A closed-form solution for nonlinear oscillation and stability analyses of the elevator cable in a drum drive elevator system experiencing free vibration

Responses of the dynamical systems to some extent are affected by the natural frequencies. In the present paper, the parameter expansion method (PEM) is employed to investigate nonlinear oscillation and stability of the elevator’s drum as a single-degree-of-freedom (SDOF) swing system. A sensitivity analysis to observe the influence of various parameters on the nonlinear dynamic response, stability and natural frequency is performed. Comparing the results of the proposed closed-form analytical solution, the traditional numerical iterative time integration solution, and the linearized governing equations confirm the accuracy and efficiency of the proposed approach. Based on the results of the proposed closed-form solution, the linearization errors in calculating the natural frequencies in different cases are discussed as well. In contrast to the available numerical methods, the proposed method is free from the numerical damping and the time integration accumulated errors. Moreover, in comparison with the traditional multistep numerical iterative time integration methods, a much less computational time is required for the method in this research. Results reveal that for nonlinear systems, the natural frequency is remarkably affected by the initial conditions.
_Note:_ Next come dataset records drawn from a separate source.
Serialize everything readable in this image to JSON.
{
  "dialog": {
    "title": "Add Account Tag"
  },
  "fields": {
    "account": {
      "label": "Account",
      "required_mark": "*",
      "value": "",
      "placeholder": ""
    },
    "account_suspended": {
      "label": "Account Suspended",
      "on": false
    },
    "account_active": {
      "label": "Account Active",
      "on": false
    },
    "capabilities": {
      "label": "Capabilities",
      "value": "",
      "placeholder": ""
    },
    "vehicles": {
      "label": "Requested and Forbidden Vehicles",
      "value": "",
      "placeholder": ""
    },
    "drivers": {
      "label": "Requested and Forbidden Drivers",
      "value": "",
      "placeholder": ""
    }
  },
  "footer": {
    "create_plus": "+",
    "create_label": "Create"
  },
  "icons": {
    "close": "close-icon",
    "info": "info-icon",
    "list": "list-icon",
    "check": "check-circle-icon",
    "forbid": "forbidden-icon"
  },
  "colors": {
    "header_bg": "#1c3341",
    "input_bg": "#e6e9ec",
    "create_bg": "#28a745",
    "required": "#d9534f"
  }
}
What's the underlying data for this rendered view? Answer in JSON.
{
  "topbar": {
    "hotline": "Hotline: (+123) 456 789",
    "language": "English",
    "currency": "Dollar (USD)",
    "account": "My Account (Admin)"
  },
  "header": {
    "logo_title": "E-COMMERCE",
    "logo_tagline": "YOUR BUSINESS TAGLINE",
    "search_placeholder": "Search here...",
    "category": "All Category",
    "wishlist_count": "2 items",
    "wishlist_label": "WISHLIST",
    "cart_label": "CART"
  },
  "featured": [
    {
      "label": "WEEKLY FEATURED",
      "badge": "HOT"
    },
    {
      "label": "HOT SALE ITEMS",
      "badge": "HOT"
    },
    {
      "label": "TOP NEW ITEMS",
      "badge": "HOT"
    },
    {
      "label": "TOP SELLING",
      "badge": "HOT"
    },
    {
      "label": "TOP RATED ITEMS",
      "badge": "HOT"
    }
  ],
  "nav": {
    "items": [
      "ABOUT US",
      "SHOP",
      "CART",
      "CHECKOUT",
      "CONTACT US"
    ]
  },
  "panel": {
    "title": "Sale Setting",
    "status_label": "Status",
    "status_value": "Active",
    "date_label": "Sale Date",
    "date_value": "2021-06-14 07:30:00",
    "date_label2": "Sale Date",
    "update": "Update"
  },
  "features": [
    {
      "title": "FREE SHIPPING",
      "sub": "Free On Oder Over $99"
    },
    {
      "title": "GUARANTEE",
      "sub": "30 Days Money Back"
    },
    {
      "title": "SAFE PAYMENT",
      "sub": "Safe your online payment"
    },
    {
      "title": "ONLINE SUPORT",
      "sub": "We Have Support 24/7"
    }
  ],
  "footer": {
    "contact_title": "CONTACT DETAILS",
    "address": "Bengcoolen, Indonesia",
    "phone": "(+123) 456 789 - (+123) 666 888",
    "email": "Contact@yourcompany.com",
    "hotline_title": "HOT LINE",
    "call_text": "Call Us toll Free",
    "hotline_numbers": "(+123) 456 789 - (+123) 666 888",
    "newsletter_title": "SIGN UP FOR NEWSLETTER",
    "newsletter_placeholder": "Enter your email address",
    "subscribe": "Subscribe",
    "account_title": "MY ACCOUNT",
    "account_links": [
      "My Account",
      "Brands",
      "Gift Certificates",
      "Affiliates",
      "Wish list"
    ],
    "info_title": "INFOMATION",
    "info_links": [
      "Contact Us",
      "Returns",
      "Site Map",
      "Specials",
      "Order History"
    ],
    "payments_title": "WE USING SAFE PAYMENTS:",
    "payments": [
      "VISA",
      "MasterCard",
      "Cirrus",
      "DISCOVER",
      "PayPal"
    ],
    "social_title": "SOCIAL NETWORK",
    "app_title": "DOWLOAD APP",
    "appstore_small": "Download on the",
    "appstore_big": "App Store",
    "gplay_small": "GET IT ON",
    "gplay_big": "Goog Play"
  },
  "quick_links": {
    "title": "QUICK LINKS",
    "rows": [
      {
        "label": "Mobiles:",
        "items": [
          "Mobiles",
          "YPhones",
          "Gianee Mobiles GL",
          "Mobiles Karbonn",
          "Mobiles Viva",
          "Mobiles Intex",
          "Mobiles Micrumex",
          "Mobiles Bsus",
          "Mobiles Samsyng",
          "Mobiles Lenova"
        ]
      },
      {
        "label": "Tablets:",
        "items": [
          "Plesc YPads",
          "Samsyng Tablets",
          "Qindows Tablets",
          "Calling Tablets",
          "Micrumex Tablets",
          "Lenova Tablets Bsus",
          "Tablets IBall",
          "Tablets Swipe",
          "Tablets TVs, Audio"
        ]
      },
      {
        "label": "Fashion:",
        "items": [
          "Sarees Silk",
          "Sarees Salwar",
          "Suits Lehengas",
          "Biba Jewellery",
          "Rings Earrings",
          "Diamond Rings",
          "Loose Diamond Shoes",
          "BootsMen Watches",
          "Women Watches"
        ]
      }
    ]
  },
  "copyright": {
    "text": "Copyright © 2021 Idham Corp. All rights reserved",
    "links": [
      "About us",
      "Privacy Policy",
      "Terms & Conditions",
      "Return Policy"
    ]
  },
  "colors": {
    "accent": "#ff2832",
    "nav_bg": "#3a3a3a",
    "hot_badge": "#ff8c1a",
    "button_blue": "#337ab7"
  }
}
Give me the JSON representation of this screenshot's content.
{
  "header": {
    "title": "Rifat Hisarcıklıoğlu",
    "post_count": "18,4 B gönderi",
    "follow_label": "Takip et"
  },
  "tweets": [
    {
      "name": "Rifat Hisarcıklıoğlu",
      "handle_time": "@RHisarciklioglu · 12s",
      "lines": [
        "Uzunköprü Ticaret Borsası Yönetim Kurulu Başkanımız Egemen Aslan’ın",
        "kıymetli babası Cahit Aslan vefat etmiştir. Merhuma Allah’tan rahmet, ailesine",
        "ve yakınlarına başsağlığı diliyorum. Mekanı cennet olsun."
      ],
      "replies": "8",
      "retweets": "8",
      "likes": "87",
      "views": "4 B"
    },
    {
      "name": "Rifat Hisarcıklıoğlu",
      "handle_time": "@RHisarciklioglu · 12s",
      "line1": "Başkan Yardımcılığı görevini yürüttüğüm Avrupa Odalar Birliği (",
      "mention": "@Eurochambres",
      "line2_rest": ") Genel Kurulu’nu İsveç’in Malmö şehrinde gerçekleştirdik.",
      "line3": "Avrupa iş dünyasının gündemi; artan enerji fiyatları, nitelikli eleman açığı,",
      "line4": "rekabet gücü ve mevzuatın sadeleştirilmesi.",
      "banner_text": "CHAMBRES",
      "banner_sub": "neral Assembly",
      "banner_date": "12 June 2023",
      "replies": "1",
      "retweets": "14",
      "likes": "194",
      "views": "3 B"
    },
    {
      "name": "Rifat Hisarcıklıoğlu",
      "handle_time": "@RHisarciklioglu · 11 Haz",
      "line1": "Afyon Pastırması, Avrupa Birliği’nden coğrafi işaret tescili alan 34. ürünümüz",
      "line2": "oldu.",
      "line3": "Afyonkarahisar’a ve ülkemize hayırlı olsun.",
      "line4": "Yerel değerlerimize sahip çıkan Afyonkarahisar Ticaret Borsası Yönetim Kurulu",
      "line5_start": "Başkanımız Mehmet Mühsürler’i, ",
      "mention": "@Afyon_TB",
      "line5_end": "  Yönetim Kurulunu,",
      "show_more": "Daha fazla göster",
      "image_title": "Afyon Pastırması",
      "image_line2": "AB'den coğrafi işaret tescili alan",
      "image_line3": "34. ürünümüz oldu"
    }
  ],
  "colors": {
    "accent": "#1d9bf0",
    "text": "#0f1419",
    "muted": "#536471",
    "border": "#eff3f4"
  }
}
Furthermore, the stability decreases as the dimensions of the mechanism increase.

► Modelling the elevator’s drum as a single-degree-of-freedom (SDOF) swing system. ► Investigating nonlinear oscillation & stability of the elevator’s drum by parameter expansion method. ► The influence of various parameters on nonlinear dynamic response, stability & natural frequency. ► Comparison using traditional numerical iterative time integration & linearized governing equations. ► Calculating the linearization errors of the natural frequencies in different cases.